Many years back, Seth Grahame-Smith helped found the mash-up genre that began (or seems to have begun) with his book combining Jane Austin and zombies. Cause, let’s face it, it couldn’t hurt the book. Apologies for those that like Austin, but I’m on the record as not being one of her fans. The problem is, he really can’t write; certainly he can’t write as competently as Austin. PP&Z was simply a cute idea that hit at the right time.
With the movie, my hope was that it could even out the writing and the tale itself into something a bit more polished and interesting. Well, not so much.
There are inherent challenges in the story. First, taking genteel ladies and making them into warriors, but somehow retaining their base nature and politeness. Second, providing an historical setting and set of relationships that remains somehow the same as the Austin original in terms of manners, but adjusts for the zombie apocalypse. Frankly, it could be done, but the drive at that point for marriage is for one of protection and strength rather than money and royal position. But that isn’t what was put on screen. Instead it is intended more as a comedy romp with minimal credibility in the world building. A shame, really, as it could have been both.

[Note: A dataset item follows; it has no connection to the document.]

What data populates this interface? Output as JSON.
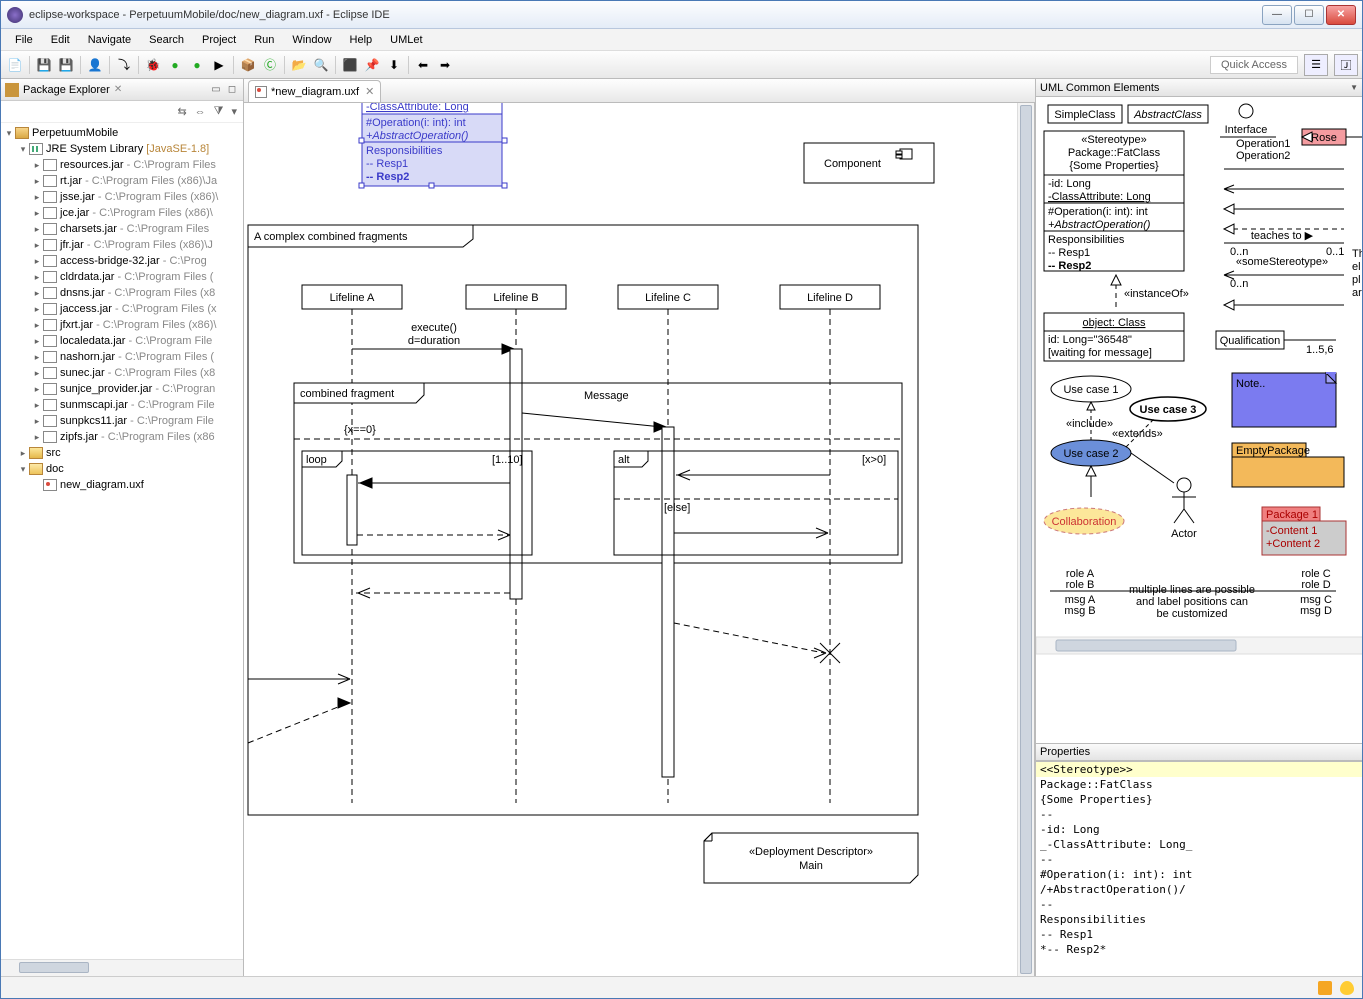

The cast navigate the twisted world and motivations they are provided really rather well. The two leads, Sam Riley (Maleficent) and Lily James (Cinderella) embrace their characters. Riley does come across as a Darcy transformed for this world. James a bit less so, but mostly due to script. James has the unfortunate task, as do her screen sisters, of flipping back and forth between warrior chick and debutante with little integration allowed by writer/director Steers. He took on a much bigger challenge than he likely realized for his first major film and somewhat failed by not owning the new interpretation more.
There are some entertaining performances outside these two. Bella Heathcote (In Time), Charles Dance (Victor Frankenstein), Matt Smith (Terminator: Genisys), and Lena Headey (Game of Thrones) in particular. But, with the exception of Heathcote, they are all wildly caricature amid a semi-realistic plot, which left them looking a bit clownish.
For a couple hours of distraction… along the lines of a long Saturday Night Live sketch… it may serve its purpose for you. If you need a good comedy zombie movie, check out Fido, Shaun of the Dead, or even Cockneys vs Zombies and Zombieland. Each of these is more cohesive and better done, with plenty of action and laughs.